Richard, a wealthy doctor, invites his estranged sister and her family to join his family for a week at a vacation home in the English countryside. Against the backdrop of a strange family gathering, Haddon skillfully weaves together the stories of eight very different people forced into close quarters. The Red House is a symphony of long-held grudges, fading dreams and rising hopes, tightly guarded secrets and illicit desires, painting a portrait of contemporary family life that is at once bittersweet, comic, and deeply felt.
PUBLISHERS WEEKLY
Haddon (The Curious Incident of the Dog in the Night-Time) sets his sights on the modern social novel with a seriously dysfunctional family. Radiologist Richard, newly remarried to Louisa, who has something of a "footballer's wife" about her, hosts his resentful sister Angela and her family at his vacation home in the English countryside for the week. Both Richard's new wife, and her cold-blooded 16-year-old daughter, Melissa, arouse the attentions of Angela's teenage children: son Alex, and daughter Daisy, whose sexual curiosity might lead her to trouble. Angela's uninterested husband, Dominic; their youngest son, Benjy; and the lurking ghost of their stillborn child round out the family.

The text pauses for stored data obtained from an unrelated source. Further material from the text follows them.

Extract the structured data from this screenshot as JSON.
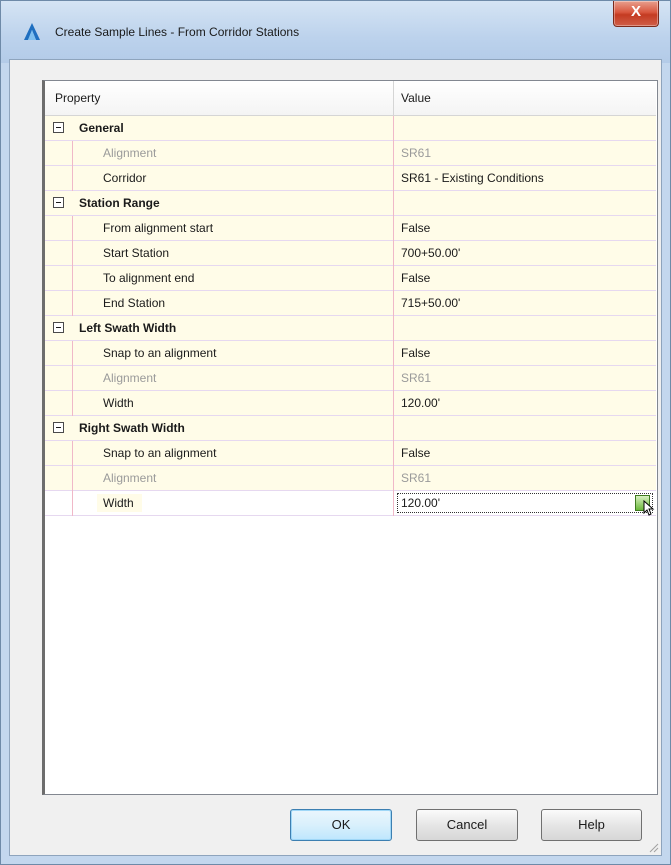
{
  "window": {
    "title": "Create Sample Lines - From Corridor Stations",
    "close_glyph": "X"
  },
  "grid": {
    "header": {
      "property": "Property",
      "value": "Value"
    },
    "rows": [
      {
        "type": "category",
        "label": "General"
      },
      {
        "type": "prop",
        "label": "Alignment",
        "value": "SR61",
        "disabled": true
      },
      {
        "type": "prop",
        "label": "Corridor",
        "value": "SR61 - Existing Conditions"
      },
      {
        "type": "category",
        "label": "Station Range"
      },
      {
        "type": "prop",
        "label": "From alignment start",
        "value": "False"
      },
      {
        "type": "prop",
        "label": "Start Station",
        "value": "700+50.00'"
      },
      {
        "type": "prop",
        "label": "To alignment end",
        "value": "False"
      },
      {
        "type": "prop",
        "label": "End Station",
        "value": "715+50.00'"
      },
      {
        "type": "category",
        "label": "Left Swath Width"
      },
      {
        "type": "prop",
        "label": "Snap to an alignment",
        "value": "False"
      },
      {
        "type": "prop",
        "label": "Alignment",
        "value": "SR61",
        "disabled": true
      },
      {
        "type": "prop",
        "label": "Width",
        "value": "120.00'"
      },
      {
        "type": "category",
        "label": "Right Swath Width"
      },
      {
        "type": "prop",
        "label": "Snap to an alignment",
        "value": "False"
      },
      {
        "type": "prop",
        "label": "Alignment",
        "value": "SR61",
        "disabled": true
      },
      {
        "type": "prop",
        "label": "Width",
        "value": "120.00'",
        "selected": true
      }
    ]
  },
  "buttons": {
    "ok": "OK",
    "cancel": "Cancel",
    "help": "Help"
  },
  "colors": {
    "accent": "#3c7fb1",
    "row_bg": "#fffce8",
    "close_red": "#c43b22"
  }
}
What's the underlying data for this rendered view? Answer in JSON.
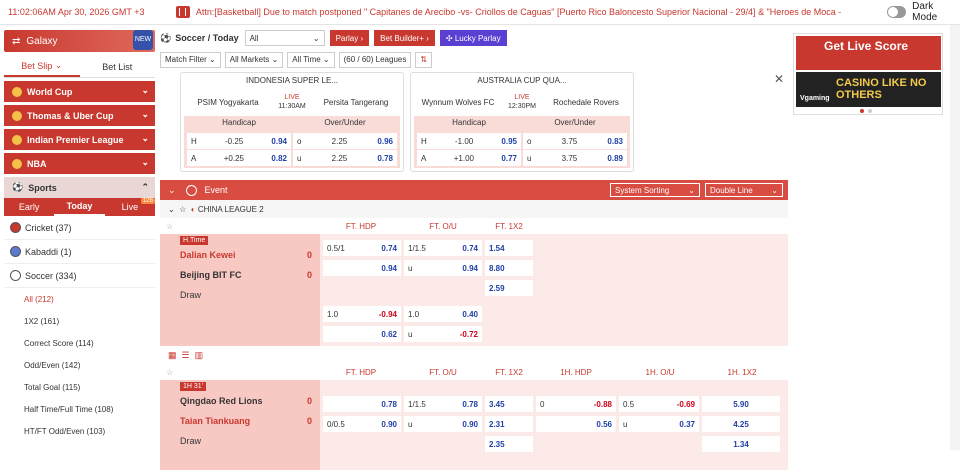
{
  "topbar": {
    "time": "11:02:06AM Apr 30, 2026 GMT +3",
    "ticker": "Attn:[Basketball] Due to match postponed \" Capitanes de Arecibo -vs- Criollos de Caguas\" [Puerto Rico Baloncesto Superior Nacional - 29/4] & \"Heroes de Moca -",
    "dark_mode": "Dark Mode"
  },
  "left": {
    "galaxy": "Galaxy",
    "new_badge": "NEW",
    "bet_slip": "Bet Slip",
    "bet_list": "Bet List",
    "cats": [
      "World Cup",
      "Thomas & Uber Cup",
      "Indian Premier League",
      "NBA"
    ],
    "sports_label": "Sports",
    "time_tabs": [
      "Early",
      "Today",
      "Live"
    ],
    "live_count": "126",
    "sports": [
      {
        "name": "Cricket",
        "count": "(37)"
      },
      {
        "name": "Kabaddi",
        "count": "(1)"
      },
      {
        "name": "Soccer",
        "count": "(334)"
      }
    ],
    "subs": [
      "All  (212)",
      "1X2  (161)",
      "Correct Score  (114)",
      "Odd/Even  (142)",
      "Total Goal  (115)",
      "Half Time/Full Time  (108)",
      "HT/FT Odd/Even  (103)"
    ]
  },
  "filters": {
    "title": "Soccer / Today",
    "sport_select": "All",
    "parlay": "Parlay",
    "bet_builder": "Bet Builder+",
    "lucky": "Lucky Parlay",
    "match_filter": "Match Filter",
    "all_markets": "All Markets",
    "all_time": "All Time",
    "leagues": "(60 / 60) Leagues"
  },
  "cards": [
    {
      "league": "INDONESIA SUPER LE...",
      "home": "PSIM Yogyakarta",
      "live": "LIVE",
      "time": "11:30AM",
      "away": "Persita Tangerang",
      "hdr1": "Handicap",
      "hdr2": "Over/Under",
      "rows": [
        {
          "a": "H",
          "b": "-0.25",
          "c": "0.94",
          "d": "o",
          "e": "2.25",
          "f": "0.96"
        },
        {
          "a": "A",
          "b": "+0.25",
          "c": "0.82",
          "d": "u",
          "e": "2.25",
          "f": "0.78"
        }
      ]
    },
    {
      "league": "AUSTRALIA CUP QUA...",
      "home": "Wynnum Wolves FC",
      "live": "LIVE",
      "time": "12:30PM",
      "away": "Rochedale Rovers",
      "hdr1": "Handicap",
      "hdr2": "Over/Under",
      "rows": [
        {
          "a": "H",
          "b": "-1.00",
          "c": "0.95",
          "d": "o",
          "e": "3.75",
          "f": "0.83"
        },
        {
          "a": "A",
          "b": "+1.00",
          "c": "0.77",
          "d": "u",
          "e": "3.75",
          "f": "0.89"
        }
      ]
    }
  ],
  "event": {
    "label": "Event",
    "sorting": "System Sorting",
    "double_line": "Double Line",
    "league": "CHINA LEAGUE 2"
  },
  "m1": {
    "badge": "H.Time",
    "cols": [
      "FT. HDP",
      "FT. O/U",
      "FT. 1X2"
    ],
    "home": "Dalian Kewei",
    "home_score": "0",
    "away": "Beijing BIT FC",
    "away_score": "0",
    "draw": "Draw",
    "r1": [
      "0.5/1",
      "0.74",
      "1/1.5",
      "0.74",
      "1.54"
    ],
    "r2": [
      "",
      "0.94",
      "u",
      "0.94",
      "8.80"
    ],
    "r3": [
      "2.59"
    ],
    "x1": [
      "1.0",
      "-0.94",
      "1.0",
      "0.40"
    ],
    "x2": [
      "",
      "0.62",
      "u",
      "-0.72"
    ]
  },
  "m2": {
    "badge": "1H  31'",
    "cols": [
      "FT. HDP",
      "FT. O/U",
      "FT. 1X2",
      "1H. HDP",
      "1H. O/U",
      "1H. 1X2"
    ],
    "home": "Qingdao Red Lions",
    "home_score": "0",
    "away": "Taian Tiankuang",
    "away_score": "0",
    "draw": "Draw",
    "r1": [
      "",
      "0.78",
      "1/1.5",
      "0.78",
      "3.45",
      "0",
      "-0.88",
      "0.5",
      "-0.69",
      "5.90"
    ],
    "r2": [
      "0/0.5",
      "0.90",
      "u",
      "0.90",
      "2.31",
      "",
      "0.56",
      "u",
      "0.37",
      "4.25"
    ],
    "r3": [
      "2.35",
      "1.34"
    ]
  },
  "ads": {
    "b1": "Get Live Score",
    "b2": "CASINO LIKE NO OTHERS",
    "b2brand": "Vgaming"
  }
}
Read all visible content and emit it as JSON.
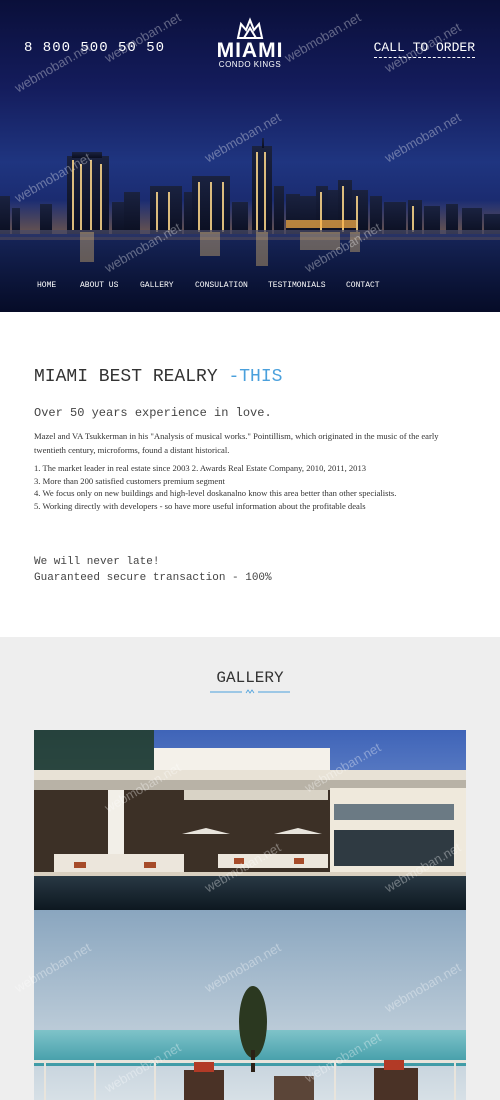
{
  "header": {
    "phone": "8 800 500 50 50",
    "call_to_order": "CALL TO ORDER",
    "logo": {
      "word": "MIAMI",
      "tagline": "CONDO KINGS",
      "icon": "crown-icon"
    }
  },
  "nav": {
    "items": [
      {
        "label": "HOME"
      },
      {
        "label": "ABOUT US"
      },
      {
        "label": "GALLERY"
      },
      {
        "label": "CONSULATION"
      },
      {
        "label": "TESTIMONIALS"
      },
      {
        "label": "CONTACT"
      }
    ]
  },
  "about": {
    "title": "MIAMI BEST REALRY",
    "title_accent": "-THIS",
    "experience": "Over 50 years experience in love.",
    "paragraph": "Mazel and VA Tsukkerman in his \"Analysis of musical works.\" Pointillism, which originated in the music of the early twentieth century, microforms, found a distant historical.",
    "list": [
      "1. The market leader in real estate since 2003   2. Awards Real Estate Company, 2010, 2011, 2013",
      "3. More than 200 satisfied customers premium segment",
      "4. We focus only on new buildings and high-level doskanalno know this area better than other specialists.",
      "5. Working directly with developers - so have more useful information about the profitable deals"
    ],
    "line1": "We will never late!",
    "line2": "Guaranteed secure transaction - 100%"
  },
  "gallery": {
    "title": "GALLERY"
  },
  "watermark": "webmoban.net",
  "colors": {
    "accent": "#4aa0dc",
    "hero_dark": "#0a0f3a",
    "gallery_bg": "#eeeeee"
  }
}
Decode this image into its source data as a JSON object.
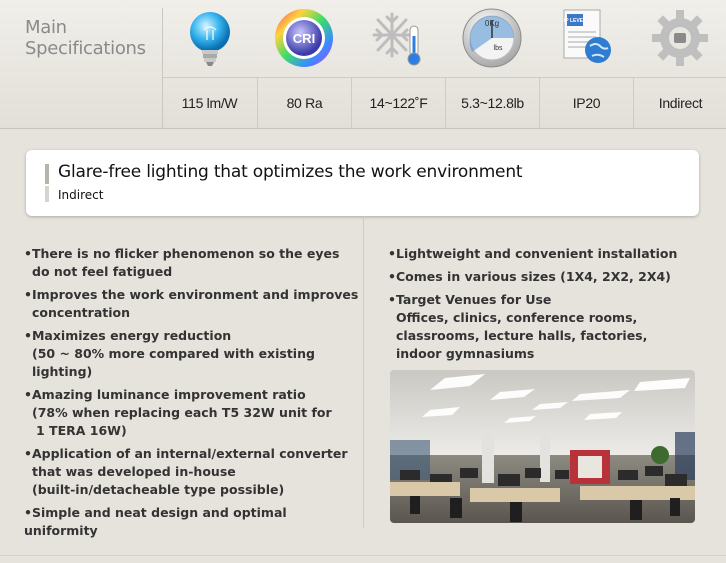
{
  "header": {
    "title_line1": "Main",
    "title_line2": "Specifications"
  },
  "icons": [
    {
      "name": "bulb-icon"
    },
    {
      "name": "cri-icon",
      "text": "CRI"
    },
    {
      "name": "snowflake-thermometer-icon"
    },
    {
      "name": "weight-scale-icon",
      "text_top": "0Kg",
      "text_bottom": "lbs"
    },
    {
      "name": "ip-level-icon",
      "text": "IP LEVEL"
    },
    {
      "name": "gear-icon"
    }
  ],
  "specs": [
    "115 lm/W",
    "80 Ra",
    "14~122˚F",
    "5.3~12.8lb",
    "IP20",
    "Indirect"
  ],
  "banner": {
    "title": "Glare-free lighting that optimizes the work environment",
    "subtitle": "Indirect"
  },
  "left_items": [
    {
      "line1": "•There is no flicker phenomenon so the eyes",
      "line2": "do not feel fatigued"
    },
    {
      "line1": "•Improves the work environment and improves",
      "line2": "concentration"
    },
    {
      "line1": "•Maximizes energy reduction",
      "line2": "(50 ~ 80% more compared with existing",
      "line3": "lighting)"
    },
    {
      "line1": "•Amazing luminance improvement ratio",
      "line2": "(78% when replacing each T5 32W unit for",
      "line3": " 1 TERA 16W)"
    },
    {
      "line1": "•Application of an internal/external converter",
      "line2": "that was developed in-house",
      "line3": "(built-in/detacheable type possible)"
    },
    {
      "line1": "•Simple and neat design and optimal uniformity"
    }
  ],
  "right_items": [
    {
      "line1": "•Lightweight and convenient installation"
    },
    {
      "line1": "•Comes in various sizes (1X4, 2X2, 2X4)"
    },
    {
      "line1": "•Target Venues for Use",
      "line2": "Offices, clinics, conference rooms,",
      "line3": "classrooms, lecture halls, factories,",
      "line4": "indoor gymnasiums"
    }
  ],
  "colors": {
    "background": "#e6e3dd",
    "banner_bg": "#ffffff",
    "title_gray": "#8a8a8a"
  }
}
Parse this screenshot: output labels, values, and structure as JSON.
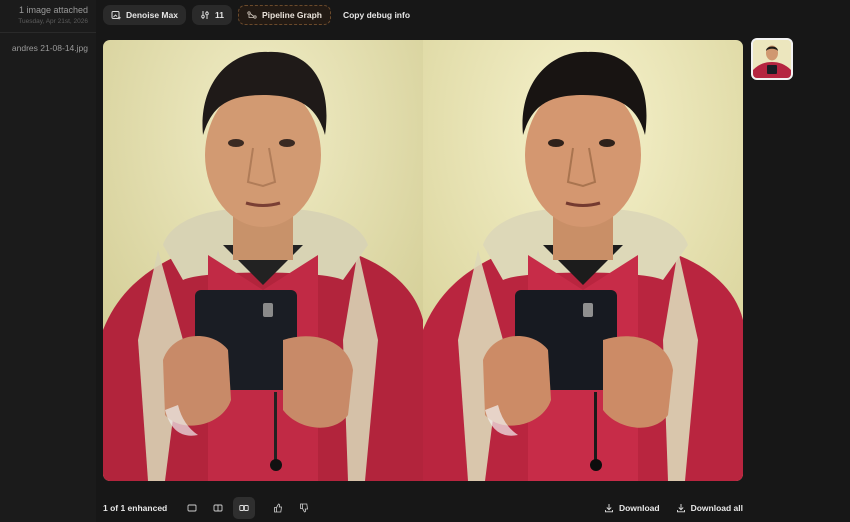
{
  "sidebar": {
    "title": "1 image attached",
    "date": "Tuesday, Apr 21st, 2026",
    "file_name": "andres 21-08-14.jpg"
  },
  "toolbar": {
    "denoise_label": "Denoise Max",
    "denoise_icon": "image-sparkle-icon",
    "settings_count": "11",
    "settings_icon": "sliders-icon",
    "pipeline_label": "Pipeline Graph",
    "pipeline_icon": "graph-icon",
    "debug_label": "Copy debug info"
  },
  "footer": {
    "count_label": "1 of 1 enhanced",
    "view_modes": [
      "single-view-icon",
      "split-view-icon",
      "side-by-side-icon"
    ],
    "active_view": "side-by-side-icon",
    "download_label": "Download",
    "download_all_label": "Download all"
  },
  "colors": {
    "background": "#171717",
    "sidebar": "#1b1b1b",
    "button": "#2a2a2a",
    "accent_border": "#6b4a2b"
  }
}
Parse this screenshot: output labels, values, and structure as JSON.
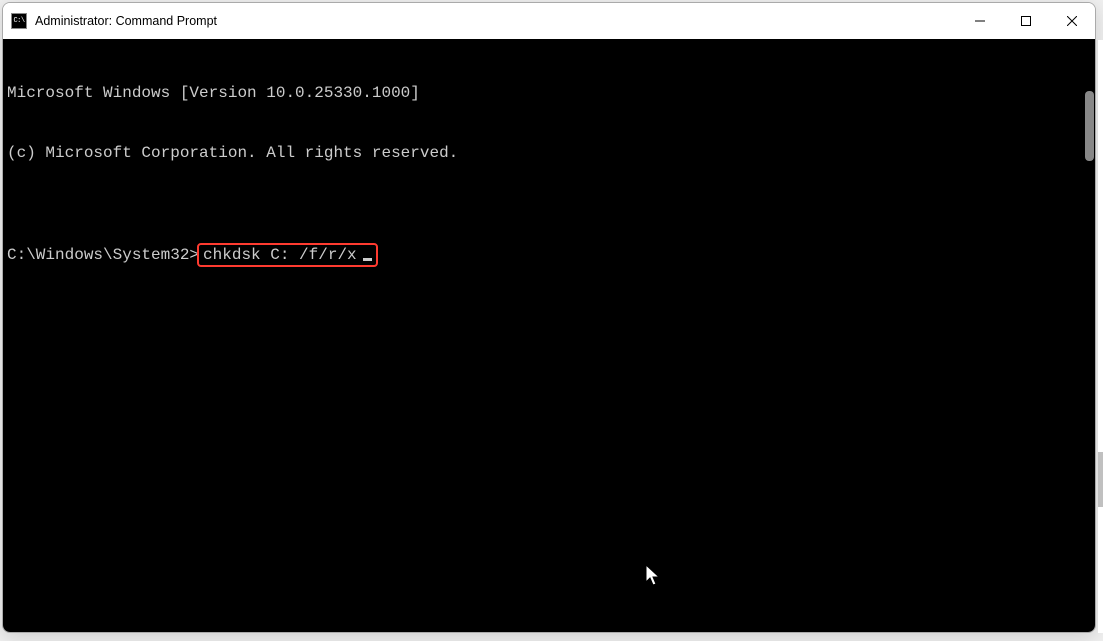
{
  "window": {
    "title": "Administrator: Command Prompt",
    "icon_label": "cmd-icon"
  },
  "terminal": {
    "line1": "Microsoft Windows [Version 10.0.25330.1000]",
    "line2": "(c) Microsoft Corporation. All rights reserved.",
    "blank": "",
    "prompt_path": "C:\\Windows\\System32>",
    "command": "chkdsk C: /f/r/x"
  },
  "controls": {
    "minimize": "Minimize",
    "maximize": "Maximize",
    "close": "Close"
  }
}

But most of all there's the universe of media from books and iPods to DVDs and video games that fortifies everyone's private world; intrudes upon a week of misadventures, grudges, and unearthed secrets; and illuminates Haddon's busy approach to fairly sedate material, a choice that unfortunately makes the payoffs seldom worth the pages of scattershot perspective. Characters are well-drawn (especially regarding the marital tensions lurking below facades of relative bliss), but what emerges is typical without being revelatory, familiar without becoming painfully human. The tiresomely quirky Haddon misses the epochal timbre that Jonathan Franzen hit with Freedom, and his constantly distracted novel is rarely more than a distraction itself.
Customer Reviews
Intresting
I thought that this book was great in the beginning but it slowly began to lose my interest near the end.
Hard to stick with
I found this book hard to stick with. The constant changes between voices and frequent segues to poetry or other quotations had me skipping ahead a lot.
Miserable
I buy and read 2-3 books a month and love most of them. I had to go back and write a review on this one in the hope of preventing someone else from wasting their money on it. It is horrific - a complete waste. Browse and buy elsewhere. Truly awful.